Diocletian reformed the coinage too
The Roman Empire had a chaotic patch in the Third Century; most reigns were brief and ended violently. Then came Diocletian, introducing an orderly system with responsibility divided among four rulers, two senior and two junior; the latter would duly move up and appoint new juniors. This “tetrarchy” worked for a short while, until some guys were too power-hungry to accept its constraints.

Deng Xiaoping
China had a chaotic patch between 1966 and 1976, when Mao Zedong’s power unleashed great violence. After his death, Deng Xiaoping, who had twice been purged, emerged as leader. Seeking to prevent a repeat of the Mao disaster, Deng, like Diocletian, established an orderly system of divided authority, including term limits. And like Diocletian’s, this system worked for a while, until one guy was too power-hungry to respect its constraints.

Xi Jinping
That would be Xi Jinping. He has consolidated far more power in his own hands than anyone since Mao; today no one in China but Xi really has much power. And it had become increasingly clear that he wasn’t going to bow out gracefully after 10 years as the Deng system would have required. Now, with little fanfare — and all internet discussion ruthlessly scrubbed — the 10-year limit has been formally abolished. Xi is now ruler for life.
It’s so much easier to amend China’s constitution than ours. Theirs being a charade of a constitution. Another advantage of China’s system. None of the messy public debate or legislative bickering that plague democracies.
The other big thing Deng Xiaoping did was to get China off Maoist-Communist economic madness, opening up to free enterprise. The result has been phenomenal economic advancement, raising hundreds of millions out of poverty. We Westerners had long believed that, as the Chinese gained economic security and affluence, they’d surely demand more say in governance.
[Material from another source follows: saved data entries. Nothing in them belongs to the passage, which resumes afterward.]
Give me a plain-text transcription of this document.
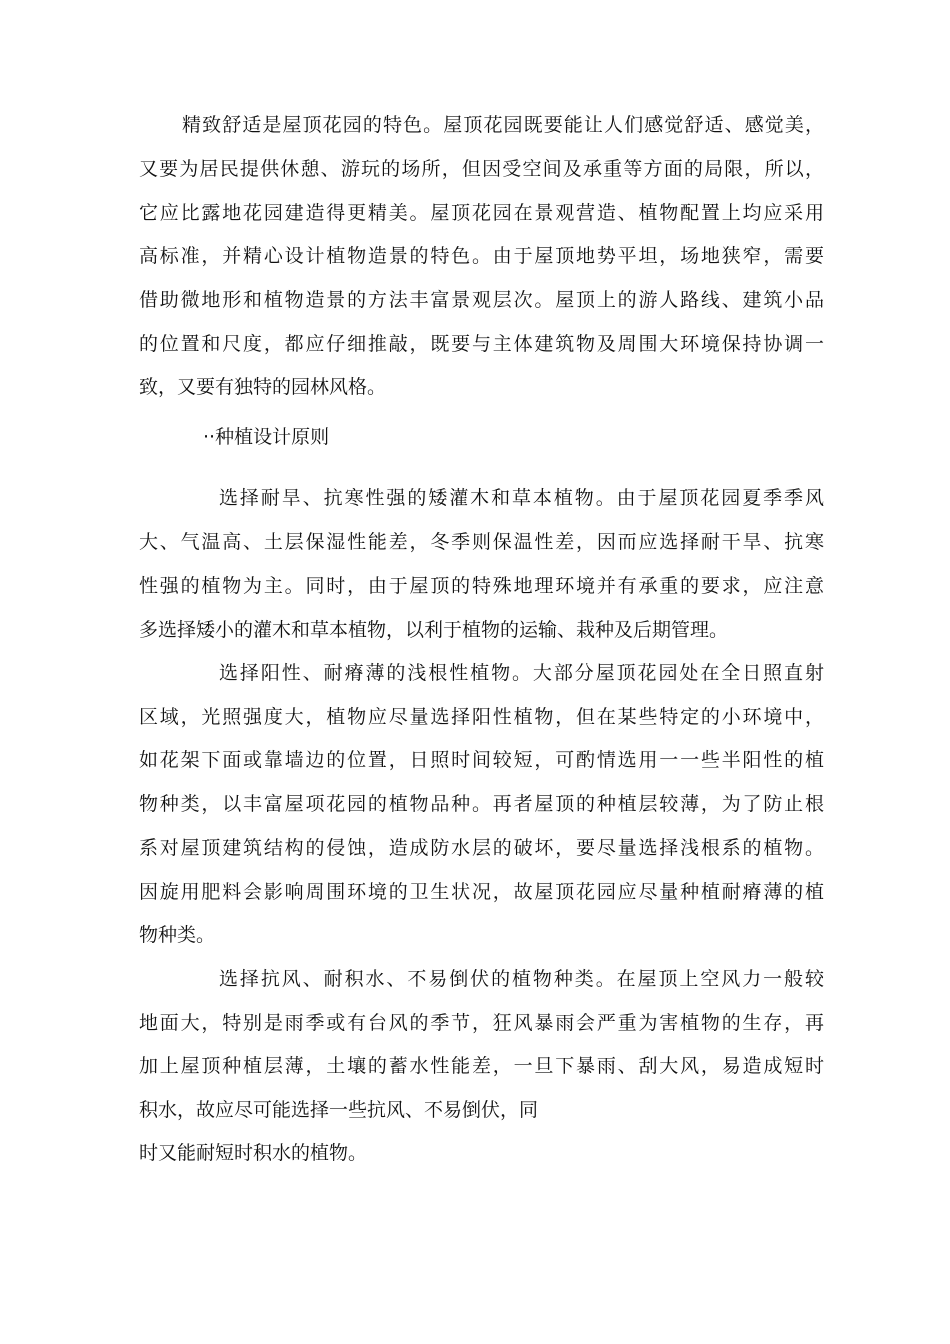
精致舒适是屋顶花园的特色。屋顶花园既要能让人们感觉舒适、感觉美，
又要为居民提供休憩、游玩的场所，但因受空间及承重等方面的局限，所以，
它应比露地花园建造得更精美。屋顶花园在景观营造、植物配置上均应采用
高标准，并精心设计植物造景的特色。由于屋顶地势平坦，场地狭窄，需要
借助微地形和植物造景的方法丰富景观层次。屋顶上的游人路线、建筑小品
的位置和尺度，都应仔细推敲，既要与主体建筑物及周围大环境保持协调一
致，又要有独特的园林风格。
··种植设计原则
选择耐旱、抗寒性强的矮灌木和草本植物。由于屋顶花园夏季季风
大、气温高、土层保湿性能差，冬季则保温性差，因而应选择耐干旱、抗寒
性强的植物为主。同时，由于屋顶的特殊地理环境并有承重的要求，应注意
多选择矮小的灌木和草本植物，以利于植物的运输、栽种及后期管理。
选择阳性、耐瘠薄的浅根性植物。大部分屋顶花园处在全日照直射
区域，光照强度大，植物应尽量选择阳性植物，但在某些特定的小环境中，
如花架下面或靠墙边的位置，日照时间较短，可酌情选用一一些半阳性的植
物种类，以丰富屋项花园的植物品种。再者屋顶的种植层较薄，为了防止根
系对屋顶建筑结构的侵蚀，造成防水层的破坏，要尽量选择浅根系的植物。
因旋用肥料会影响周围环境的卫生状况，故屋顶花园应尽量种植耐瘠薄的植
物种类。
选择抗风、耐积水、不易倒伏的植物种类。在屋顶上空风力一般较
地面大，特别是雨季或有台风的季节，狂风暴雨会严重为害植物的生存，再
加上屋顶种植层薄，土壤的蓄水性能差，一旦下暴雨、刮大风，易造成短时
积水，故应尽可能选择一些抗风、不易倒伏，同
时又能耐短时积水的植物。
Xi Jinping is determined to prove otherwise. China’s previous baby steps toward democratization, loosening up, and rule of law are being relentlessly rolled back. All green shoots of civil society not under the regime’s thumb are being crushed. Sperm donors are now screened for political loyalty. Lawyers are no longer even allowed to defend regime targets. Xi is building a Big Brother 1984 surveillance state.

China is also deploying a pervasive system of social control, a monster Santa Claus naughty-and-nice list, utilizing “Big Data” to assign citizens points for good behavior and black marks for things the regime doesn’t like.

And not only within China. Thousands in other countries have been grabbed and whisked back for punishment.
There seems to be remarkably little resistance inside China; nothing resembling the dissident movement that harried the USSR’s regime. Of course, with such strong internet and other social controls, there’s very little opportunity for dissidence to surface. China’s Communist Party is actually more fiercely repressive than its Russian counterpart was (at least post-Stalin), and it’s working. But even so, the populace seems weirdly acquiescent to its massive civic emasculation. Were we wrong after all to consider Enlightenment values human universals? Are the Chinese really that different from us?

Xi seems intent on proving us Enlightenment suckers wrong not only for China but for the whole world. How much more comfortable the rulers will be in their Beijing palace if the rest of the world looks more like China than its American antithesis. Xi’s touted “Belt and Road Initiative” is an infrastructure development plan aiming to almost literally bind a big part of the world to China. “Confucius Institutes” proliferate around the globe to promote, in reality, not China’s ancient wisdom but its modern outlook. All over, China is buying up media outlets and pliant political stooges, bullying publications, and making its overseas students into an army of nationalistic propagandists.